En avril dernier, Ingenuity a réalisé son 50e vol sur Mars ; un véritable exploit technique pour ce petit hélicoptère unique en son genre. Mais il a bien failli rater cette échéance. Dans un billet de blog de la NASA, Travis Brown, ingénieur en chef d’Ingenuity explique que l’agence a perdu le contact avec son protégé pendant six jours consécutifs. Un délai inquiétant qui rappelle que malgré ses prouesses, le premier engin volant interplanétaire ne sera pas éternel.
Au premier jour de cette panne, la NASA n’était pas particulièrement préoccupée. Après tout, ce n’était pas la première fois qu’Ingenuity manquait un rendez-vous avec ses créateurs. L’année passée, il avaient déjà eu beaucoup de mal à le contacter pendant environ deux jours. Au début de l’impitoyable hiver martien, sa batterie était tombée à plat. Cela a réinitialisé son horloge interne et généré un problème de synchronisation du protocole de communication avec les équipes au sol.
Heureusement, les ingénieurs ont pu résoudre le problème rapidement une fois que l’engin a rechargé ses batteries. Mais cette fois, la situation était autrement plus préoccupante : pour la première fois, la NASA a été confrontée à un blackout total. Un scénario aussi inhabituel que préoccupant. « En 700 sols (jours martiens), nous n’avons pas traversé un seul blackout radio total », explique Brown. « Même dans les conditions les plus difficiles, nous avons quand même capté des bribes d’activité ».
Et plus le temps passait, plus les perspectives d’avenir du robot s’assombrissaient. Après cinq jours de mutisme, l’équipe avait commencé à se faire une raison : le parcours exceptionnel d’Ingenuity venait peut-être de prendre fin. Mais ils ont continué de chercher un signal, et bien leur en a pris.

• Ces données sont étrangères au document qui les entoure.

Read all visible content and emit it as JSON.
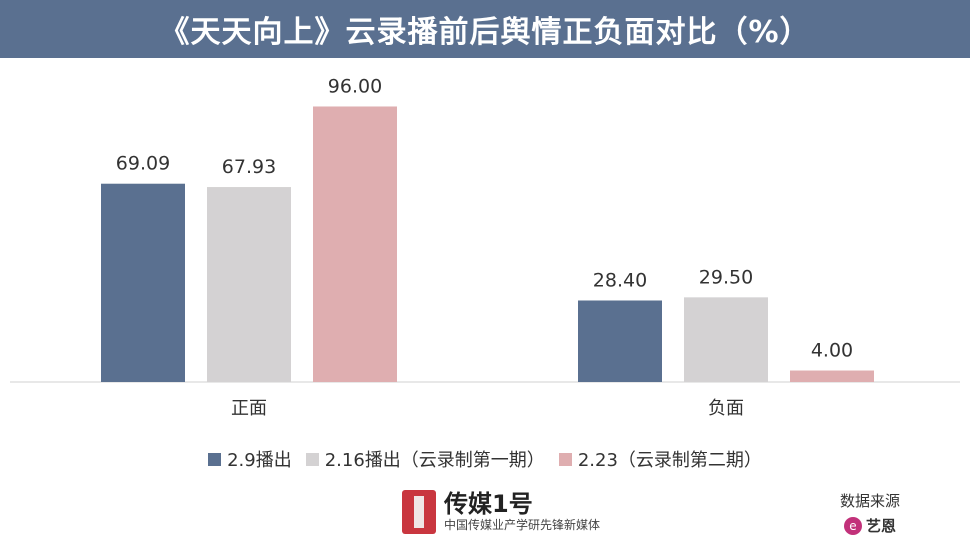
{
  "title": "《天天向上》云录播前后舆情正负面对比（%）",
  "chart_data": {
    "type": "bar",
    "categories": [
      "正面",
      "负面"
    ],
    "series": [
      {
        "name": "2.9播出",
        "values": [
          69.09,
          28.4
        ],
        "color": "#5a7090"
      },
      {
        "name": "2.16播出（云录制第一期）",
        "values": [
          67.93,
          29.5
        ],
        "color": "#d4d2d3"
      },
      {
        "name": "2.23（云录制第二期）",
        "values": [
          96.0,
          4.0
        ],
        "color": "#dfaeb0"
      }
    ],
    "ylim": [
      0,
      100
    ],
    "grid": false,
    "legend": "bottom",
    "data_labels": [
      "69.09",
      "67.93",
      "96.00",
      "28.40",
      "29.50",
      "4.00"
    ]
  },
  "logo": {
    "name": "传媒1号",
    "subtitle": "中国传媒业产学研先锋新媒体"
  },
  "source": {
    "label": "数据来源",
    "brand_mark": "e",
    "brand_name": "艺恩"
  }
}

Six jours après son dernier contact, Ingenuity a enfin émis un petit accusé de réception.
Un problème de topologie
Un grand soulagement pour Brown et son équipe. Mais ils n’ont pas eu beaucoup de temps pour s’en émouvoir. Leur priorité, c’était d’étudier méticuleusement le parcours d’Ingenuity, la topologie de la zone et les relevés des différents capteurs afin de déterminer pourquoi le drone leur a fait une telle frayeur. Et après plusieurs semaines de travail acharné, ils pensent enfin avoir trouvé une réponse satisfaisante : il s’est aventuré un peu trop loin de la star de la mission, le rover Perseverance. Et cette escapade ambitieuse a bien failli lui coûter cher.
En effet, en tant qu’engin volant, Ingenuity doit absolument être le plus léger possible. Au moment de la conception, les ingénieurs ont donc choisi de se passer de système de communication longue portée ; il est bien incapable de communiquer tout seul avec la Terre. Pour y parvenir, il doit passer par un relais installé à bord de son compère de toujours.
Or, au terme de son 49e vol, Ingenuity s’est posé dans une zone très accidentée, encerclée par de vastes crêtes. Et comme les habitants des zones montagneuses le savent déjà, le relief ne fait pas toujours bon ménage avec la communication. Cette topologie du terrain a grandement perturbé le signal radio d’Ingenuity.
La NASA ne l’a pas remarqué tout de suite, mais lorsque le rover s’est éloigné, le récepteur de Perseverance s’est retrouvé du mauvais côté, ce qui a fini de rompre ce signal déjà bancal. L’hélicoptère s’est donc retrouvé coupé de son partenaire — et par extension, de la Terre — pour la première fois.
Un rôle de précurseur
Et la bonne nouvelle, c’est que la NASA va pouvoir tirer de précieuses leçons de cet épisode. Il convient de rappeler que le parcours du drone est déjà exceptionnel. À l’origine, il devait simplement s’agir d’une preuve de concept prévue pour voler… cinq fois en tout et pour tout. Autant dire qu’il a déjà pulvérisé tous les rêves les plus fous de ses concepteurs. « Nous avons dépassé le temps de vol attendu de 1250 % et la distance de trajet prévue de 2214 % », indique Teddy Tzanetos, un autre responsable de l’équipe.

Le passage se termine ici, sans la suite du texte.